COMPARING MODEL-PROJECTED OUTCOMES OF CERVICAL CANCER SCREENING IN INDIA WITH EMPIRICAL DATA

Purpose: To assess the correspondence between projections from an empirically-calibrated model of human papillomavirus (HPV)-induced cervical carcinogenesis and results from a clinical trial of cervical cancer screening strategies in India.

Method: We used a microsimulation model of HPV and cervical cancer that had previously been calibrated using epidemiological data from India to evaluate cervical cancer prevention strategies, including HPV DNA testing, visual inspection with acetic acid (VIA), and cytology screening. After completion of the evaluation, results from a cluster-randomized trial in India became available, reporting the benefits from a single round of screening over eight years of follow-up. We modeled the study by simulating a cohort with similar characteristics including age distribution, screening history, and background mortality. Comparable outcomes included % screen positivity, disease prevalence at screening, and detected cancers after screening. Simulations were performed with 50 good-fitting parameter sets to produce the mean and range of model results, which were compared to the mean and 95% confidence intervals (CI) reported by the study.

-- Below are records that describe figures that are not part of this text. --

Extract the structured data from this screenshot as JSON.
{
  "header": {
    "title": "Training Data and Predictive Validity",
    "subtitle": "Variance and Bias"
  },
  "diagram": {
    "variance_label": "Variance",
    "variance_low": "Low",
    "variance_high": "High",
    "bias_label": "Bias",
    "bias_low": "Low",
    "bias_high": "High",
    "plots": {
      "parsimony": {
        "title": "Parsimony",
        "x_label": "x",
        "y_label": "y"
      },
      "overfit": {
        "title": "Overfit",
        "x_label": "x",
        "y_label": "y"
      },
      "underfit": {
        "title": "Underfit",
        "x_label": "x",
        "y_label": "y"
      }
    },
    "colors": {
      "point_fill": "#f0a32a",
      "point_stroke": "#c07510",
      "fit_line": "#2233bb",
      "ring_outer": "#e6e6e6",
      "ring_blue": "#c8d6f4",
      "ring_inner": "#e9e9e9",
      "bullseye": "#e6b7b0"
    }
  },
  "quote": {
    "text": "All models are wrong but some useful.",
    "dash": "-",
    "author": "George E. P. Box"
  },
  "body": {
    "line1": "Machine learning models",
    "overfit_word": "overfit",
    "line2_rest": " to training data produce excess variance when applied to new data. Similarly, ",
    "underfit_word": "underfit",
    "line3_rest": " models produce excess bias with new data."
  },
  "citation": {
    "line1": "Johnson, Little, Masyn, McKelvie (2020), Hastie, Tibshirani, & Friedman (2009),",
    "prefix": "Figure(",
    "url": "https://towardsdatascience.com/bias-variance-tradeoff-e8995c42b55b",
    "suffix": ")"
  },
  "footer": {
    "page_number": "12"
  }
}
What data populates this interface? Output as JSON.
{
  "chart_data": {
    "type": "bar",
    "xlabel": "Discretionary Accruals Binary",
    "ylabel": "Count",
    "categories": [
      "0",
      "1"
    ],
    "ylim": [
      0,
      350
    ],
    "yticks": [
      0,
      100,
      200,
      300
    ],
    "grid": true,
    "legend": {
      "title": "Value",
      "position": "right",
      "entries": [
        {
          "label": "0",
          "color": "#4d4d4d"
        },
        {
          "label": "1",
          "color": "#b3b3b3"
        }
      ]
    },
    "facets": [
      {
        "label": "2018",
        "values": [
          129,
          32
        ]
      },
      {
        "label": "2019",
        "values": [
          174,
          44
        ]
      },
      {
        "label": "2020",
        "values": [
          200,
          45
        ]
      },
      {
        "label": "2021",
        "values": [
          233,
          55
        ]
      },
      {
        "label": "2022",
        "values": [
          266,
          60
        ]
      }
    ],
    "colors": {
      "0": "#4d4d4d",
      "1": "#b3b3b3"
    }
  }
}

Result: With a one-time screen, the model projected mean values (range) of 9.0% (6.4%-12.0%) screen positivity with HPV DNA testing, 17.3% (16.7%-18.7%) with VIA, and 6.3% (5.6%-7.9%) with cytology. The corresponding mean (95% CI) estimates from the study were 10.3% (10.0%-10.7%) with HPV, 13.9% (13.5%-14.4%) with VIA, and 7.0% (6.7%-7.3%) with cytology. Model projections of cross-sectional prevalence of high-grade cervical disease at time of screening were 1.1% (range, 0.6%-2.2%) with HPV, 1.1% (0.6%-2.0%) with VIA, and 1.0% (0.5%-1.9%) with cytology; study results ranged from 0.8%-1.0% with HPV, 0.6%-0.8% with VIA, and 0.9%-1.2% with cytology. For cancers per 100,000 person-years over an eight year period, the model projected mean values (range) of 59.0 (35.9-92.3) with HPV, 64.0 (39.6-97.3) with VIA, and 65.6 (40.4-99.2) with cytology; mean (95% CI) estimates from the study were 47.4 (39.2-55.6) with HPV, 58.7 (49.5-67.9) with VIA, and 60.7 (51.1-70.3) with cytology.

Conclusion: Mean outcomes projected from the empirically-calibrated model generally fell within the 95% CI of the study results, suggesting reasonable correspondence. Ex-post comparisons between model output and independent empirical data not used for model parameterization permit evaluation of model performance, can help identify influential heterogeneities, and can enhance transparency of complex models.